Then there are wide characters, including some encodings that are
stateful.

Regards,

Giles




Re: [HACKERS] Sigh, LIKE indexing is *still* broken in foreign locales

From
"Matthias Urlichs"
Date:
Hi,

Giles Lean:
> > So, the rule we thought we had for generating index bounds falls flat,
> > and we're back to the same old question: given a proposed prefix string,
> > how can we generate bounds that are certain to be considered <= and >=
> > all strings starting with that prefix?
> 
> To confess ignorance, why does PostgreSQL need to generate such
> bounds?

To find the position in the index where it should start scanning.

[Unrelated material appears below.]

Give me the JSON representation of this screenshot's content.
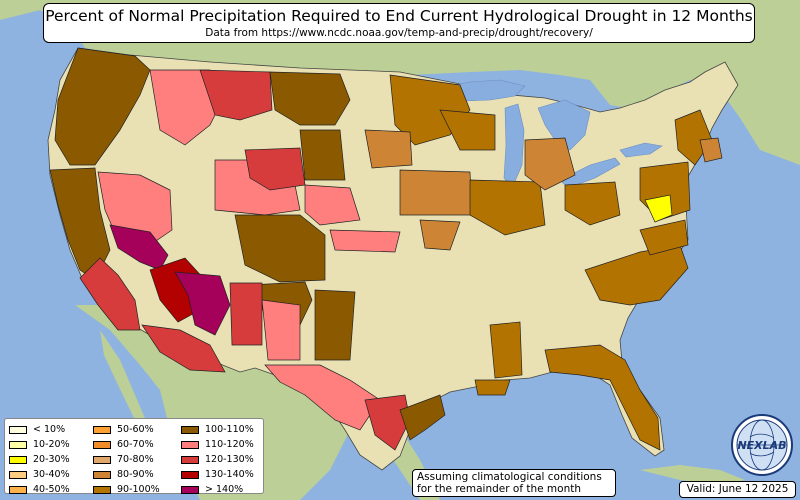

> Then there are wide characters, including some encodings that are
> stateful.

Personally, I am in the "store everything on the server in Unicode"
camp. Let the parser convert everything to Unicode on the way in, 
and vice versa.

There's no sense, IMHO, in burdening the SQL core with multiple
character encoding schemes.

-- 
Matthias Urlichs  |  noris network GmbH   |   smurf@noris.de  |  ICQ: 20193661
The quote was selected randomly. Really.       |        http://smurf.noris.de/
-- 
I loathe that low vice curiosity.                                       -- Lord Byron


Re: [HACKERS] Sigh, LIKE indexing is *still* broken in foreign locales

From
Peter Eisentraut
Date:
Tom Lane writes:

> Evidently the collation rule is that different accent forms sort the
> same unless the strings would otherwise be considered equal, in which
> case an ordering is assigned to them.

Yes, that's fairly common.

> I am now thinking that maybe we should search for a string that compares
> greater than "fooz" when the prefix is "foo" --- that is, append a 'z'
> to the prefix string.  But I wouldn't be surprised if that fails too
> in some locales.

It most definitely will. sv_SE, no_NO, and hr_HR are the early candidates.
And there's also nothing that says that you can only use LIKE on letters,
Latin letters at that.

The only thing you can really do in this direction is to append the very
last character in the complete collation sequence, if there's a way to
find that out. If there isn't, it might be worth hard-coding a few popular
ones.

> I'm also wondering if the left-hand inequality ('foo' <= any string
> beginning with 'foo') might fail in some locales ... we haven't seen
> it reported but who knows ...

I think that's pretty safe. Shorter strings are always "less than" longer
ones.


-- 
Peter Eisentraut                  Sernanders väg 10:115
peter_e@gmx.net                   75262 Uppsala
http://yi.org/peter-e/            Sweden



Re: [HACKERS] Sigh, LIKE indexing is *still* broken in foreign locales

From
Giles Lean
Date:
On Fri, 9 Jun 2000 02:57:56 +0200 (CEST)  Peter Eisentraut wrote:

> I think that's pretty safe. Shorter strings are always "less than" longer
> ones.

Nope: many-to-one collation elements break this too.

Regards,

Giles